The number of people applying for U.S. unemployment benefits fell last week for the first time in five weeks. But the drop suggests only modest job growth after three months of weak hiring.
The Labor Department said Thursday that applications for weekly benefits dropped by 12,000 to a seasonally adjusted 377,000. That's down from an upwardly revised 389,000 the previous week.
The four-week average, a less volatile measure, rose by 1,750 to 377,500, the highest level in a month.
Applications are a measure of the pace of layoffs. When claims dip below 375,000, it typically suggests hiring is strong enough to reduce the unemployment rate. They have hovered near that level for most of the year after declining sharply last fall.
"Although the labor market appears to have stabilized, and is stronger than it was in 2011, it is not particularly robust," Steven A. Wood, chief economist at Insight Economics wrote in a note to clients.
The government last week reported that employers added just 69,000 jobs in May, the fewest in a year. The unemployment rate rose to 8.2 percent from 8.1 percent in April.
Job growth averaged a decent 252,000 a month from December through February. That helped lower the unemployment rate from 9.1 percent in August.
But hiring has slowed in the past three months to an average 96,000 a month.
The number of people receiving benefits is falling, partly because extended benefit programs are ending in many states. About 6 million people received benefits in the week ended May 19, the latest data available. That's a drop of 167,000 from the previous week.
The economy is still struggling three years after the recession officially ended in June 2009. Wages haven't kept up with inflation, pinching consumer spending. State and local governments have continued to shed jobs.
The government reported last week that the economy grew at a sluggish annual rate of 1.9 percent the first three months of 2012, which is consistent with monthly job growth of around 90,000.
The United States has regained less than 3.8 million, or 43 percent, of the 8.8 million jobs lost during and immediately after the recession.
There have been some signs this week that hiring could improve.

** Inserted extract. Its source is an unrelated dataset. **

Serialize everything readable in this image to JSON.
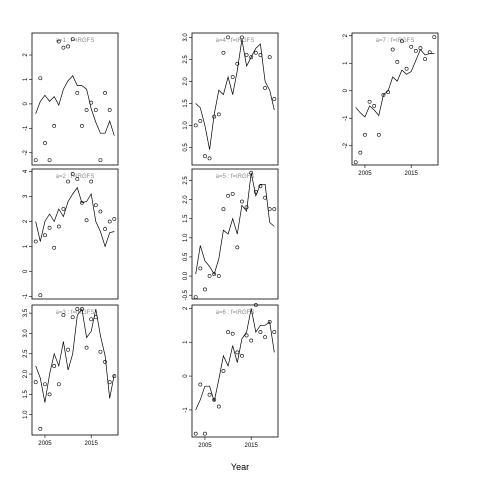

A Labor Department report Wednesday suggested that companies may have to start hiring if business picks up: U.S. worker productivity fell by the largest amount in a year from January through March. The drop signals that companies are struggling to squeeze more out of their existing staffs.
And the Federal Reserve issued an update economic report Wednesday, saying that the economy grew modestly across most of the United States this spring. The Fed survey shows growth in each of its 12 bank districts from April 3 through May 25. Growth picked up in 10 districts. It was steady in the Boston district and slowed in the Philadelphia region.